Bereavement, grief and mourning
Bereavement is generally thought of as the objective status of having lost someone or something. Grief refers to the emotions that accompany bereavement, and mourning, the behaviour social groups express following bereavement. Both are culturally specific and can have a public and private face. They may meet the needs of individuals or they may not. Personal grief and the culture in which people live are intimately bound together.
Changing ideas
In Western society one of the dominant ideas about grief in the twentieth century was that it was eventually resolved by detaching from the person, letting go and moving on. This has been challenged in recent years by academic researchers and bereaved people themselves, many of whom describe the process of transforming the relationship, keeping hold, and moving on.
In the last century, death and bereavement were increasingly handled by outsiders – medical and other professionals and providers. Current publications on bereavement emphasize the variety of ways in which people conduct funerals, grieve and mourn in the Western world. For some, choice and diversity can offer opportunities, be helpful and reassuring, for others the idea of ritual and knowing what is expected by a specific group can also provide reassurance.
Emotional responses to loss
The very nature of bereavement results in strong emotions that can be hidden, expressed or both. Fear, anger, guilt, denial, isolation, inability to cope are some of the emotions experienced. Grief results in a stress response that has implications for physical and mental health and personal behaviour.

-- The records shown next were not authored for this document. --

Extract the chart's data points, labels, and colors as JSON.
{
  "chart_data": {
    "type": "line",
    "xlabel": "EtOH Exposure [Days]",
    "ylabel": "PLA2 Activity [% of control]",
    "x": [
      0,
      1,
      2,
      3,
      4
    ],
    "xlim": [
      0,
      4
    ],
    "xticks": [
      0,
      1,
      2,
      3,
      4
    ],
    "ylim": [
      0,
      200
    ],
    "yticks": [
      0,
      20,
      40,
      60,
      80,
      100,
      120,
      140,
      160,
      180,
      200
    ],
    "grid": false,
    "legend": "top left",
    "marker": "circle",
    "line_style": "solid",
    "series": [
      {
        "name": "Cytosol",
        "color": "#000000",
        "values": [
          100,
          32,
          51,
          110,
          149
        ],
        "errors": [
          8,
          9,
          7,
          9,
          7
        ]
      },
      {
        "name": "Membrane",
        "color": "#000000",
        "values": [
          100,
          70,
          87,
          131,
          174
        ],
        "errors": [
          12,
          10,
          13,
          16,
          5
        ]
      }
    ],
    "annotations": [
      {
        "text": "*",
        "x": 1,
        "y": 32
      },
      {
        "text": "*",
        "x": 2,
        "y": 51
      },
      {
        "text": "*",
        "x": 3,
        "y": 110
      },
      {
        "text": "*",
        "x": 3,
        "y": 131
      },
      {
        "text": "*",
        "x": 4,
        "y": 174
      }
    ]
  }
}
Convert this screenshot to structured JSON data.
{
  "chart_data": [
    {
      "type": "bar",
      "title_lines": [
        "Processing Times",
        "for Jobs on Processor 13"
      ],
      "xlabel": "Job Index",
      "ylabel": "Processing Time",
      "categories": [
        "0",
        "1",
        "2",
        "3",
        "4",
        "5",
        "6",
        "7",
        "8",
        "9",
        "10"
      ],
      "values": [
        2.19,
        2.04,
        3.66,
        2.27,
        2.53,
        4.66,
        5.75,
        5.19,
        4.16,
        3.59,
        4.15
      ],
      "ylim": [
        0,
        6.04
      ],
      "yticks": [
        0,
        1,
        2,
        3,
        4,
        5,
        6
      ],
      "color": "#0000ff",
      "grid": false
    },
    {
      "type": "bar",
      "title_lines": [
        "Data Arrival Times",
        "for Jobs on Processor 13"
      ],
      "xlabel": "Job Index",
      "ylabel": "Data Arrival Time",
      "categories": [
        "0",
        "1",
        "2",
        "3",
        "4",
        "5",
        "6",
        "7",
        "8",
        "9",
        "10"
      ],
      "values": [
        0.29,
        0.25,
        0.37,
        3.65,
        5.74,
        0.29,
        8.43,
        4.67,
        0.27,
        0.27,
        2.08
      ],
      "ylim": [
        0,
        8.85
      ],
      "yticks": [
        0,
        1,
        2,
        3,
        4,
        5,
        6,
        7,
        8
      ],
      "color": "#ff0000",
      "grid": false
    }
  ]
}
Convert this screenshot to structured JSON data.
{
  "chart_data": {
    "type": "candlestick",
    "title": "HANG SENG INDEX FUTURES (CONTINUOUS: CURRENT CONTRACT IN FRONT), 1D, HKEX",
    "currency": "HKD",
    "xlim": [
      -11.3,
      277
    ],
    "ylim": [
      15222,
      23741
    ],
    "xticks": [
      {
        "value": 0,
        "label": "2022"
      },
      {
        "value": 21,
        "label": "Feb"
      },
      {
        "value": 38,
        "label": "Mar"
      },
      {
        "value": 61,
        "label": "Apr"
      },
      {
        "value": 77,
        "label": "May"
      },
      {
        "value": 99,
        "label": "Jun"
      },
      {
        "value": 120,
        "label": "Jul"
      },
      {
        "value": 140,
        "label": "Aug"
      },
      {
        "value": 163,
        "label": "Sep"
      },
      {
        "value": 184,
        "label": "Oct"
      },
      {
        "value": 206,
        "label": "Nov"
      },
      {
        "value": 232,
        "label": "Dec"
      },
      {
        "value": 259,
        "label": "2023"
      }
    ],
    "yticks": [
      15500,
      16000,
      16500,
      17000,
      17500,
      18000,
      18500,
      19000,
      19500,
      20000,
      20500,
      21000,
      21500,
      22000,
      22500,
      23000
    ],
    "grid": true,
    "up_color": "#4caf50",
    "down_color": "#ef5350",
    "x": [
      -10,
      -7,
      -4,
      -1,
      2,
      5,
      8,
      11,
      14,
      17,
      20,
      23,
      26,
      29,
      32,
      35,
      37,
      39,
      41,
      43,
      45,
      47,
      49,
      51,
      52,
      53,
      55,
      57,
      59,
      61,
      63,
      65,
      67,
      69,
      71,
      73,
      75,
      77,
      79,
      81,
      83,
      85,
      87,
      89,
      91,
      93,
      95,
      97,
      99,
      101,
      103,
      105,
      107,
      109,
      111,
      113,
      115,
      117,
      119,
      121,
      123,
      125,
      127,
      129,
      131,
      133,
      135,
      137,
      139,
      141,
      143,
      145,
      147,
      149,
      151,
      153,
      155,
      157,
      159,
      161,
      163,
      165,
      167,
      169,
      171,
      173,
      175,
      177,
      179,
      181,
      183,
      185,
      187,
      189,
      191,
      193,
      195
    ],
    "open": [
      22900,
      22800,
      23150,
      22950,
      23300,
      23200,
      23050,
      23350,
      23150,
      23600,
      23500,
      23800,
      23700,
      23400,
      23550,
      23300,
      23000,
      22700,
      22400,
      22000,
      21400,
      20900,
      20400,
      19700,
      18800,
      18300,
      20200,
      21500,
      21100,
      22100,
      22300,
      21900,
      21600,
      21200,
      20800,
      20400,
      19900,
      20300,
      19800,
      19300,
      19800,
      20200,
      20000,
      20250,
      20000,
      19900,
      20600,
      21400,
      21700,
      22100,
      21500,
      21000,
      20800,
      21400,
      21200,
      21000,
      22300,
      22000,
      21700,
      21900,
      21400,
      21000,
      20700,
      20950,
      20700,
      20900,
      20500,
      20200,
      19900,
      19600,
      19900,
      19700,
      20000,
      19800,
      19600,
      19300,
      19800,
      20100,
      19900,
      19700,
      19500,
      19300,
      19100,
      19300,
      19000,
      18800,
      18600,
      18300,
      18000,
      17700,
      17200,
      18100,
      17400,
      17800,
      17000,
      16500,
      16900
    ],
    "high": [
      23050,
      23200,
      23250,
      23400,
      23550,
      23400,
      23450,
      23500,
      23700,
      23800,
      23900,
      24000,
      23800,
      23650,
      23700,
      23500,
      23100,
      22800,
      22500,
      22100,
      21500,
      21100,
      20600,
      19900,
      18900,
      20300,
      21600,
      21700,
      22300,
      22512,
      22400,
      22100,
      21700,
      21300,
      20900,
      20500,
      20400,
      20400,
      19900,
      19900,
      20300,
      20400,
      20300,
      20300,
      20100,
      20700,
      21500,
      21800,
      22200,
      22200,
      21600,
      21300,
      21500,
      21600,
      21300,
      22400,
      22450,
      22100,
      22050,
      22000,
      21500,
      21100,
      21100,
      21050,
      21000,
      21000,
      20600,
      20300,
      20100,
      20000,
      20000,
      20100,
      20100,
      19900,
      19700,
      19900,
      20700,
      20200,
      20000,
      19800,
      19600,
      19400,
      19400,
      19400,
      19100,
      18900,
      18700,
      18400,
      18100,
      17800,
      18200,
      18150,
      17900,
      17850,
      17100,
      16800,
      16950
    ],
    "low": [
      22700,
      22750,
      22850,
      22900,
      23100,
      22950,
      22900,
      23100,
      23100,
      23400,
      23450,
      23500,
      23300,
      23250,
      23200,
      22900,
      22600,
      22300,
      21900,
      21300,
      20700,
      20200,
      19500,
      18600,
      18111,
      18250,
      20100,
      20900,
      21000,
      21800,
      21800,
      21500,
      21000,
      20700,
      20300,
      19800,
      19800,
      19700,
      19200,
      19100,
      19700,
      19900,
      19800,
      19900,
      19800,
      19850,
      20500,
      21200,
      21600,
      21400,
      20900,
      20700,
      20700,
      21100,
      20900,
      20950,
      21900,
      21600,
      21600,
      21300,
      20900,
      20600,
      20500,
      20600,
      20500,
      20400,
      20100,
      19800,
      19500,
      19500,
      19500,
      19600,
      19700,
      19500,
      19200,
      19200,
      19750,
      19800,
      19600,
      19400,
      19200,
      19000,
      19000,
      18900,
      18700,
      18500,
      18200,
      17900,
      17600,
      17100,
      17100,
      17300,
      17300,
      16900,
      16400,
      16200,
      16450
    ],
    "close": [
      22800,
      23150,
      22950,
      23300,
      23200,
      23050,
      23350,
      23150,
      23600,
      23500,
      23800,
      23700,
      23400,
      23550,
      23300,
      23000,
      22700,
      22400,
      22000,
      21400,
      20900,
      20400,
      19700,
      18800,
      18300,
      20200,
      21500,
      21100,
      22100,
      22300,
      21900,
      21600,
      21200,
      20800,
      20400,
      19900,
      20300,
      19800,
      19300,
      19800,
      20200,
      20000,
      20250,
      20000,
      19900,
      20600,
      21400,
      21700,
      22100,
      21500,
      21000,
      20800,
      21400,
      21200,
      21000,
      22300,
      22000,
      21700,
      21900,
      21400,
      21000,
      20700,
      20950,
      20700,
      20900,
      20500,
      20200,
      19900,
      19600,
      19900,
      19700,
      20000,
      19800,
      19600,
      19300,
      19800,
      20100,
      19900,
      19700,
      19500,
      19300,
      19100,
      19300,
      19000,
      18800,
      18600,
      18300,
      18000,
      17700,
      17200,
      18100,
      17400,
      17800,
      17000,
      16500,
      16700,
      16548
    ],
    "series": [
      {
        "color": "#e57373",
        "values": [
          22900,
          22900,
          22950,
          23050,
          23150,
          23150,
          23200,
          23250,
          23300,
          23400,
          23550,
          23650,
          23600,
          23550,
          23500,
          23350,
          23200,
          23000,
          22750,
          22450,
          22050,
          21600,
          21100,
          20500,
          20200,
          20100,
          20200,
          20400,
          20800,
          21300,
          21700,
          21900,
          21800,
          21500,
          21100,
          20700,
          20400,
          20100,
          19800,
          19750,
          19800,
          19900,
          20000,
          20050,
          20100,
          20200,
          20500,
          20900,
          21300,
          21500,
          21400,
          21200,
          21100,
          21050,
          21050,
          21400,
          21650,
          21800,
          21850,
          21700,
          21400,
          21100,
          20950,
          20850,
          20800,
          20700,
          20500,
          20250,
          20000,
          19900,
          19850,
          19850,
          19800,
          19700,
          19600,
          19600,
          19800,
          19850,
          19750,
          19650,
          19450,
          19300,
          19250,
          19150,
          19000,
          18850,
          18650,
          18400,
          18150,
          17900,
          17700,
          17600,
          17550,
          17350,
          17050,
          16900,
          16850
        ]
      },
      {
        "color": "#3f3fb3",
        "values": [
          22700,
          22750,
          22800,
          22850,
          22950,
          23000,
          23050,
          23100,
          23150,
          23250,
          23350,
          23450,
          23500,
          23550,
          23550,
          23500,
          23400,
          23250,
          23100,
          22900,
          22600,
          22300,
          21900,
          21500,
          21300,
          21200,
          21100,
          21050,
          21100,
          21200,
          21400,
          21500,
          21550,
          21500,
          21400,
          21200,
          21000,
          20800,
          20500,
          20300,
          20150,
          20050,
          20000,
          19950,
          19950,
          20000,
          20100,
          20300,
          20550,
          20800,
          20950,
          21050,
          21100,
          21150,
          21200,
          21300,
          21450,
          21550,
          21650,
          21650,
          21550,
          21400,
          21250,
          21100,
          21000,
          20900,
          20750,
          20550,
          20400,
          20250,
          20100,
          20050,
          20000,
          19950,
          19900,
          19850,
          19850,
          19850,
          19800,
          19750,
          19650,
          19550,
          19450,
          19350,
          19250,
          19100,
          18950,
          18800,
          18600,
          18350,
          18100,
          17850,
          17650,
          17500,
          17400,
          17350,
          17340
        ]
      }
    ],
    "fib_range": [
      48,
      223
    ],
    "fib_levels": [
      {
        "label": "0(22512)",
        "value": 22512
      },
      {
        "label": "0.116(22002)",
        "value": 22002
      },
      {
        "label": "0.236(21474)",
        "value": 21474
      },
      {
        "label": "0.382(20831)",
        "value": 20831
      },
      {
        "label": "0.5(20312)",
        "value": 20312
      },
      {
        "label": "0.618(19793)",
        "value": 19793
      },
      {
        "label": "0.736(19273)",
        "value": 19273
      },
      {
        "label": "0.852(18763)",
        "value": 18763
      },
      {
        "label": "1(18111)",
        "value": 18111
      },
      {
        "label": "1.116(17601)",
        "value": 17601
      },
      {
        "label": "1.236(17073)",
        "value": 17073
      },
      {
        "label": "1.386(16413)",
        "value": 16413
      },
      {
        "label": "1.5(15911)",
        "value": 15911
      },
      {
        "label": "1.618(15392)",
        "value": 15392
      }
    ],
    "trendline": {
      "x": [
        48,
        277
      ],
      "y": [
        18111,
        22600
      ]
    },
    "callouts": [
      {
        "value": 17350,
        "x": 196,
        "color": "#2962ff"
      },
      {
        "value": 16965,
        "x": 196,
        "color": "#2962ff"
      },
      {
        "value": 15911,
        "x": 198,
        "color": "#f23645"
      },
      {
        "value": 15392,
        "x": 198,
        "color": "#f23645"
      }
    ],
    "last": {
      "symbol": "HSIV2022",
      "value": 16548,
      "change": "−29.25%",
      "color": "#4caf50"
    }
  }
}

People can find it difficult to find a language to talk about how they feel and others can be at a loss as how to reach out to help the bereaved.
Young people, death and bereavement
This may not be a subject many young people in the 14–19 age group immediately recognise as relevant to their lives. For those who have personal experience of loss the subject can be closed and private. For those who haven’t, it may be perceived as just a concept, distant, alien, even fearful.
Dealing with the death of someone close is a very difficult thing for anyone to go through and can be particularly so for young people, completely unprepared and coping with teenage transitions. There is a need therefore for educational process which increases understanding about death and bereavement, allows for exploration of the issues from the perspective of young people and contributes to their personal, social and emotional development in a way that has the potential to help them cope with bereavement.